Speaking with a few individuals at the show about expanding capacities, storage customers that need high density are starting to discuss maximum drive size requirements based on their implementation needs. One message starting to come through is that storage deployments are looking at managing risk with drive size – sure, a large capacity drive allows for high-density, but in a drive failure of a large drive means a lot of data is going to be lost.
[...] Ultimately the size of the drive and the failure rate leads to element of risks and downtime, and aside from engineering more reliant drives, the other variable for risk management is drive size. 16TB, based on the conversations I've had today, seems to be that inflection point; no-one wants to lose 16TB of data in one go, regardless of how often it is accessed, or how well a storage array has additional failover metrics.
Related: Toshiba Envisions a 100 TB QLC SSD in the "Near Future"
Samsung Announces a 128 TB SSD With QLC NAND
(Score: 1, Insightful) by Anonymous Coward on Friday March 15 2019, @12:49AM (4 children)
This is all assuming that rebuild failures aren't a thing, and that the odds of them don't increase astronomically as the capacity of your drives increases.
(Score: 2) by The Mighty Buzzard on Friday March 15 2019, @01:10AM (3 children)
There are viable redundancies to eliminate most any worries available for every level of complexity you can name.
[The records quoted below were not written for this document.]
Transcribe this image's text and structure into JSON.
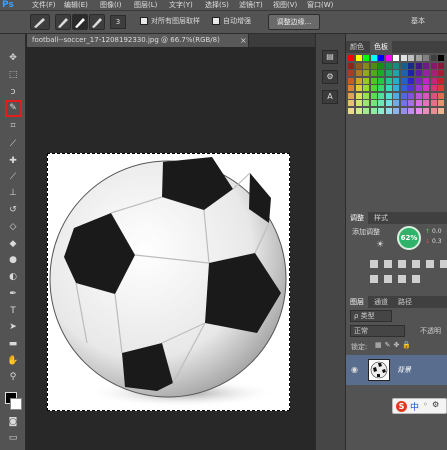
{
  "app": {
    "logo": "Ps"
  },
  "menu": [
    "文件(F)",
    "编辑(E)",
    "图像(I)",
    "图层(L)",
    "文字(Y)",
    "选择(S)",
    "滤镜(T)",
    "视图(V)",
    "窗口(W)"
  ],
  "options": {
    "brush_size": "3",
    "sample_all_label": "对所有图层取样",
    "auto_enhance_label": "自动增强",
    "refine_edge_label": "调整边缘..."
  },
  "document": {
    "tab_title": "football--soccer_17-1208192330.jpg @ 66.7%(RGB/8)"
  },
  "panels": {
    "right_top_label": "基本",
    "color_tabs": [
      "颜色",
      "色板"
    ],
    "adjust_tabs": [
      "调整",
      "样式"
    ],
    "add_adjustment_label": "添加调整",
    "percent_badge": "62%",
    "net_readouts": [
      "0.0",
      "0.3"
    ],
    "layers_tabs": [
      "图层",
      "通道",
      "路径"
    ],
    "kind_filter": "ρ 类型",
    "blend_mode": "正常",
    "opacity_label": "不透明",
    "lock_label": "锁定:",
    "layer_name": "背景"
  },
  "ime": {
    "label": "中"
  },
  "colors": {
    "accent_blue": "#3aa0ff",
    "selected_tool_border": "#e02020",
    "layer_selected": "#596e8e"
  }
}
Not using them is bloody stupid.
My rights don't end where your fear begins.
(Score: 1, Insightful) by Anonymous Coward on Friday March 15 2019, @01:17AM (2 children)
Unless of course you've already crunched the numbers and figured out running 2x8TB drives provides less risk of drive failure and subsequent downtime for your particular application. Redundancy is only as good as the time it takes to get your data back online, I can think of plenty of businesses where lower risk of drive failure and reliability is more important than drive density. I find it alarming that you think such a scenario doesn't exist.
(Score: 2) by The Mighty Buzzard on Friday March 15 2019, @04:01AM (1 child)
There is no properly designed situation where losing a drive of any size is a significant annoyance. If you find yourself in such a situation, you built your shit wrong. Now most people are not going to want to buy the largest drives because they're pricey as all fuck, they want something about one or two steps down for the sweet spot on price/dollar. That is for people who need to worry about up front costs though, not those who have the luxury of looking at lifetime costs. And, let's face it, if you're worried about up front costs, you're going to put your shit on someone else's hardware anyway.
My rights don't end where your fear begins.
(Score: 1, Insightful) by Anonymous Coward on Friday March 15 2019, @02:12PM
You are so wrong that it hurts and I really don't understand why you keep doubling down on such a stupid position. Even with perfect redundancy, losing a drive means decreased read/write speeds. There are several, very valid reasons why people who actually host large amounts of data would choose lower capacity drives; they are outlined in the article if you bothered to read it.